Two hundred miles south of the storm’s path, some were braving the heavy rainfall in the Orlando area to visit Disney World.
People are seen on Wednesday braving the rain in Florida to visit Disney World
Typhoon Lagoon water park was closed on Wednesday, as well as Winter Summerland Miniature Golf and Fantasia Gardens Miniature Golf – but all other sites were operating as usual, and images shared on social media showed poncho-wearing Disney fans braving the deluge to take advantage of the abnormally-empty park.
Orlando airport remained open, but Tampa airport was closed.
Airports in Florida which shut are now planning to reopen.
The Federal Aviation Administration cautioned on social media Wednesday that the storm is causing flight cancellations and that severe weather can affect flights beyond the immediate area.
Tampa International Airport announced it was reopening to arriving flights Wednesday afternoon and that departing flights and normal operations will resume early Thursday.
St. Pete-Clearwater International Airport said it was reopening Wednesday afternoon and that flights would resume Thursday.
And Sarasota Bradenton International Airport reopened Wednesday morning.
Florida had feared the worst while still recovering from last year’s Hurricane Ian, which hit the heavily populated Fort Myers area, leaving 149 dead in the state.
Unlike that storm, Idalia blew into a very lightly inhabited area known as Florida’s ‘nature coast’ – one of the state’s most rural regions that lies far from crowded metropolises or busy tourist areas and features millions of acres of undeveloped land.
That doesn’t mean that it didn’t do major damage.
Rushing water covered streets near the coast, unmoored small boats and nearly a half-million customers in Florida and Georgia lost power.
In Perry, the wind blew out store windows, tore siding off buildings and overturned a gas station canopy.
A gas station in Perry, Florida, is seen with the roof blown over following Hurricane Idalia
An airboat passes through flood waters in the downtown area of Crystal River
Kayakers paddle along in flood waters in Crystal River on Wednesday
An aerial view of burned rubble is seen where a house formerly stood in the community of Signal Cove in Hudson, Florida. A power transformer exploded during the storm
A shelter in Winter Park, Orlando, is readied for those evacuating on Tuesday
Heavy rains partially flooded Interstate 275 in Tampa and wind toppled power lines onto the northbound side of Interstate 75 just south of Valdosta, Georgia.
Storm surge could rise as high as 16 feet in some places.
Some counties implemented curfews to keep residents off roads.
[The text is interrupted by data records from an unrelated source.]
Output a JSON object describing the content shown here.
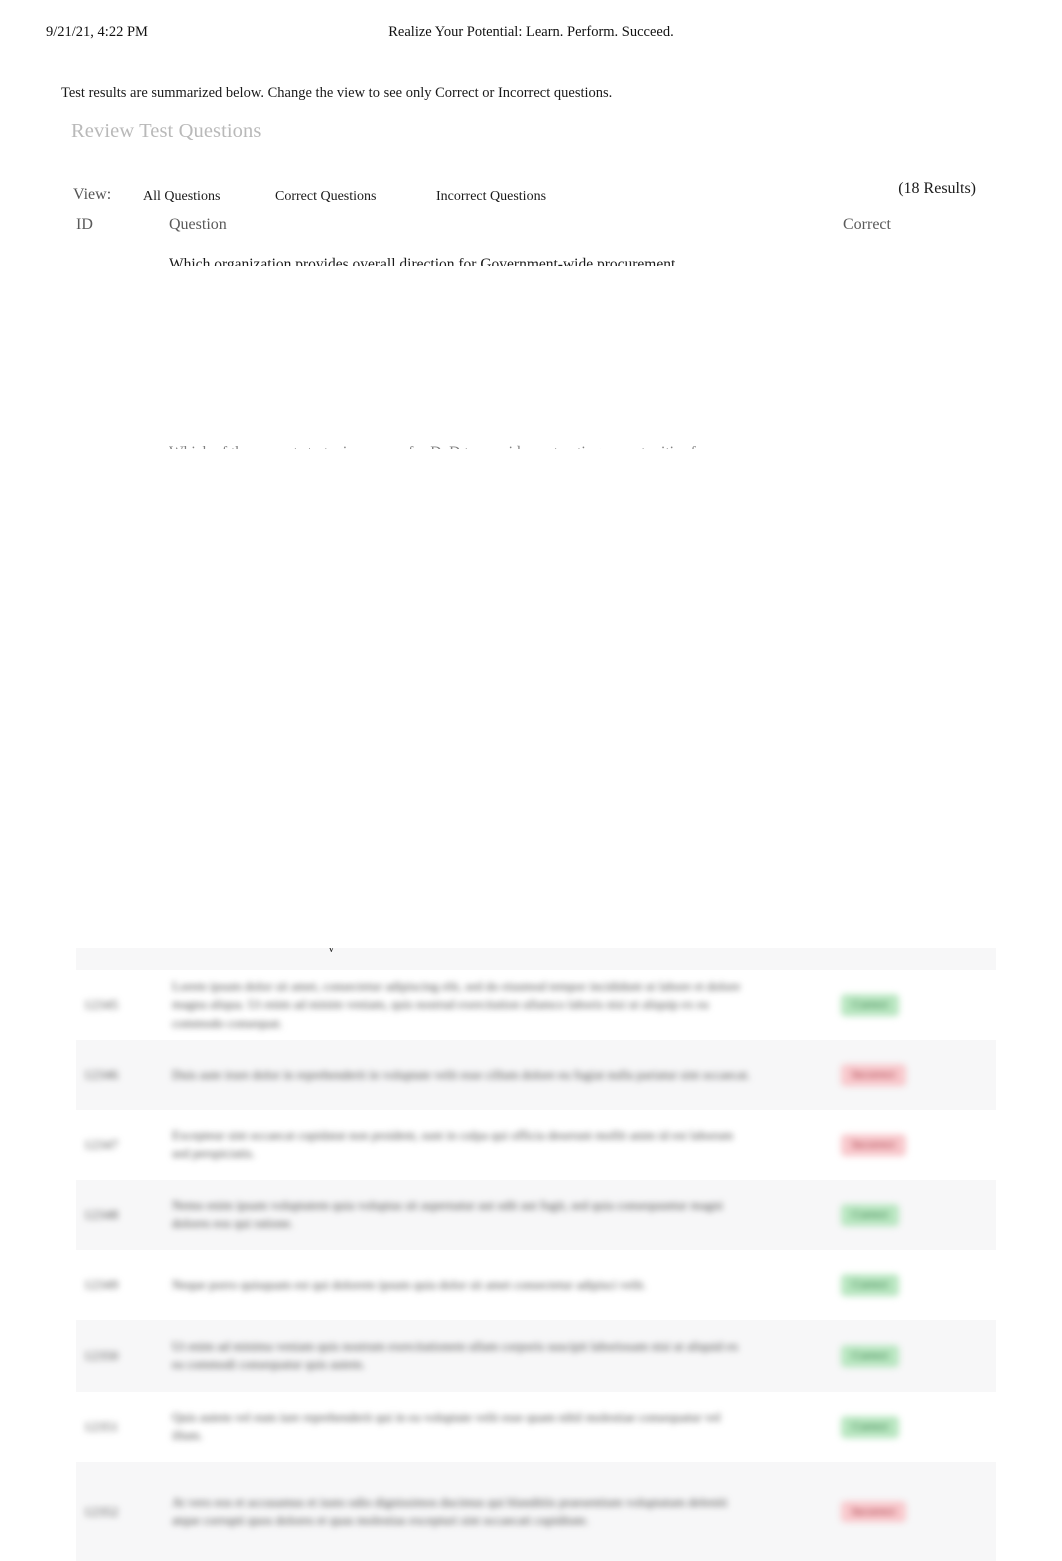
{
  "print_header": {
    "date": "9/21/21, 4:22 PM",
    "tagline": "Realize Your Potential: Learn. Perform. Succeed."
  },
  "intro": {
    "text": "Test results are summarized below. Change the view to see only Correct or Incorrect questions."
  },
  "page_title": "Review Test Questions",
  "view": {
    "label": "View:",
    "tabs": [
      {
        "label": "All Questions"
      },
      {
        "label": "Correct Questions"
      },
      {
        "label": "Incorrect Questions"
      }
    ],
    "results_count": "(18 Results)"
  },
  "table": {
    "columns": {
      "id": "ID",
      "question": "Question",
      "correct": "Correct"
    },
    "top_fragment": "y",
    "clipped_questions": [
      "Which organization provides overall direction for Government-wide procurement",
      "Which of the current strategic sources for DoD to provide contracting opportunities for"
    ],
    "rows": [
      {
        "id": "12345",
        "question": "Lorem ipsum dolor sit amet, consectetur adipiscing elit, sed do eiusmod tempor incididunt ut labore et dolore magna aliqua. Ut enim ad minim veniam, quis nostrud exercitation ullamco laboris nisi ut aliquip ex ea commodo consequat.",
        "correct": "Correct",
        "state": "yes"
      },
      {
        "id": "12346",
        "question": "Duis aute irure dolor in reprehenderit in voluptate velit esse cillum dolore eu fugiat nulla pariatur sint occaecat.",
        "correct": "Incorrect",
        "state": "no"
      },
      {
        "id": "12347",
        "question": "Excepteur sint occaecat cupidatat non proident, sunt in culpa qui officia deserunt mollit anim id est laborum sed perspiciatis.",
        "correct": "Incorrect",
        "state": "no"
      },
      {
        "id": "12348",
        "question": "Nemo enim ipsam voluptatem quia voluptas sit aspernatur aut odit aut fugit, sed quia consequuntur magni dolores eos qui ratione.",
        "correct": "Correct",
        "state": "yes"
      },
      {
        "id": "12349",
        "question": "Neque porro quisquam est qui dolorem ipsum quia dolor sit amet consectetur adipisci velit.",
        "correct": "Correct",
        "state": "yes"
      },
      {
        "id": "12350",
        "question": "Ut enim ad minima veniam quis nostrum exercitationem ullam corporis suscipit laboriosam nisi ut aliquid ex ea commodi consequatur quis autem.",
        "correct": "Correct",
        "state": "yes"
      },
      {
        "id": "12351",
        "question": "Quis autem vel eum iure reprehenderit qui in ea voluptate velit esse quam nihil molestiae consequatur vel illum.",
        "correct": "Correct",
        "state": "yes"
      },
      {
        "id": "12352",
        "question": "At vero eos et accusamus et iusto odio dignissimos ducimus qui blanditiis praesentium voluptatum deleniti atque corrupti quos dolores et quas molestias excepturi sint occaecati cupiditate.",
        "correct": "Incorrect",
        "state": "no"
      }
    ]
  },
  "colors": {
    "badge_correct_bg": "#b8e6c0",
    "badge_correct_text": "#1d6b33",
    "badge_incorrect_bg": "#f8c8cc",
    "badge_incorrect_text": "#9c2430",
    "row_stripe": "#f7f7f8",
    "title_gray": "#b9b9b9",
    "page_bg": "#ffffff"
  }
}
Less than 20 miles south of where Idalia made landfall, businesses, boat docks and homes in Steinhatchee, Florida, were swallowed up by water surging in from Deadman’s Bay.
Police officers blocked traffic into the coastal community of more than 500 residents known for fishing and foresting industries.
State officials, 5,500 National Guardsman and rescue crews were in search-and-recovery mode, inspecting bridges, clearing toppled trees and looking for anyone in distress.
Because of the remoteness of the Big Bend area, search teams may need more time to complete their work compared with past hurricanes in more urban areas, said Kevin Guthrie, director of the Florida Department of Emergency Management.
‘You may have two houses on a five-mile road so it’s going to take some time,’ he said.
But he added that most people appear to have heeded the evacuation warnings.
The National Weather Service in Tallahassee called Idalia ‘an unprecedented event’ since no major hurricanes on record have ever passed through the bay abutting the Big Bend.